Но о Самуре, еженощные встречи которого со своим щенком стали такой же необходимостью, как пища и вода для животного, Молчановы никому не рассказывали, чтобы не привлекать внимания к одичавшей собаке. Отец и сын в равной степени верили, что овчар постепенно привыкнет и останется у них в доме.
Волчонка назвали Архызом, он уже отзывался на свою кличку и смешно подбегал к зовущему; голова, что ли, у него перевешивала, разбежится — не остановишь, и все время его почему-то заносило вправо: косолапые ноги бежали в ту сторону, куда склонялась тяжёлая, брудастая голова. Он ещё не справлялся со своим телом.
Ел волчонок теперь все, но когда Саша обнаруживал за оградой ещё тёплого зайца, принесённого заботливым Самуром, то прятал кровяную добычу.
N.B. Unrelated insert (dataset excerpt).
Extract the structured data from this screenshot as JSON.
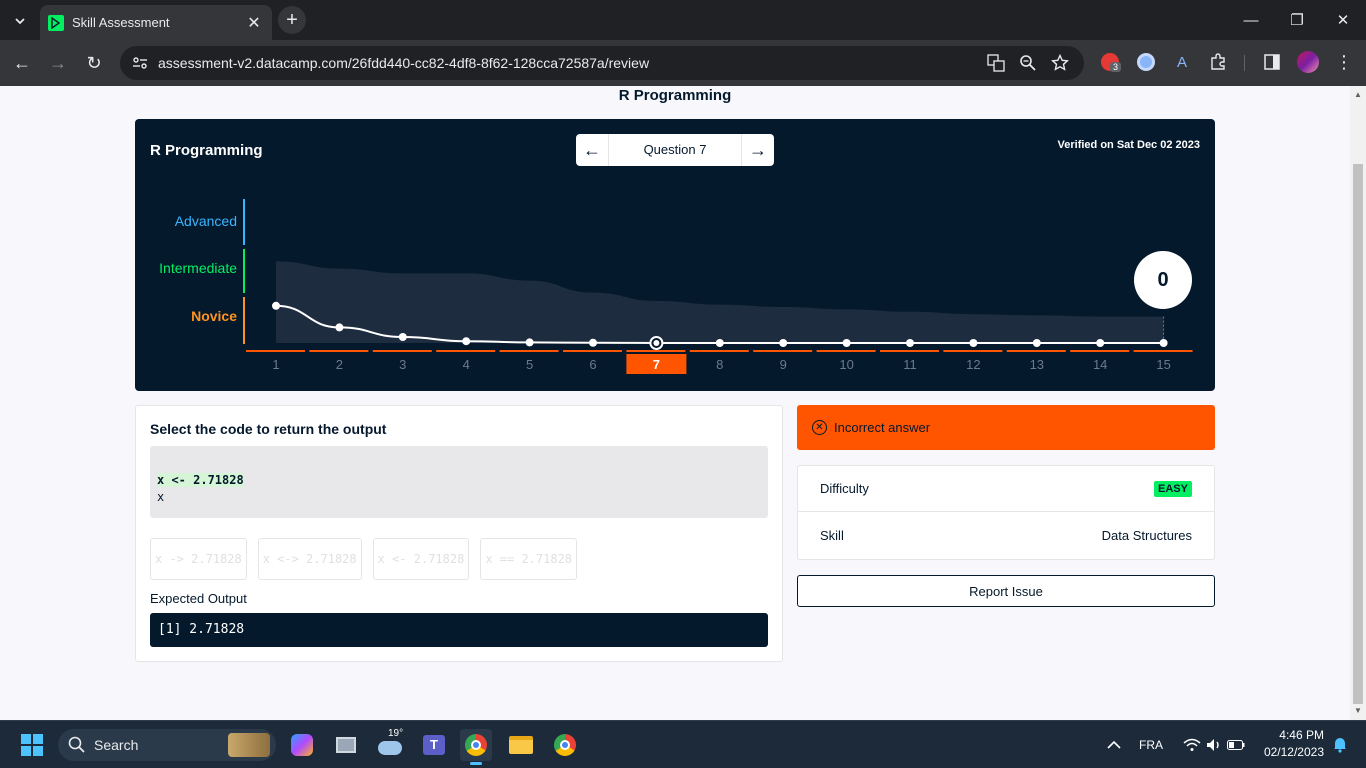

Считал — и, наверное, справедливо, — что малышу рано знакомиться с пищей, способной развить в нем инстинкт хищного зверя.
Вскоре Егор Иванович ушёл в дальний обход. То ли Саша недоглядел, то ли у него не хватило времени на выслеживание овчара, но Самура в ту ночь, когда ушёл отец, у ограды он не заметил. Архыз покрутился-покрутился в траве и печально вернулся под крыльцо. И на второй и на третий день овчар не появлялся. Саша строил разные догадки и дольше, чем всегда, возился с Архызом, который явно скучал. Похоже, Самур изменил своему первоначальному решению — приходить на встречу с волчонком каждую ночь.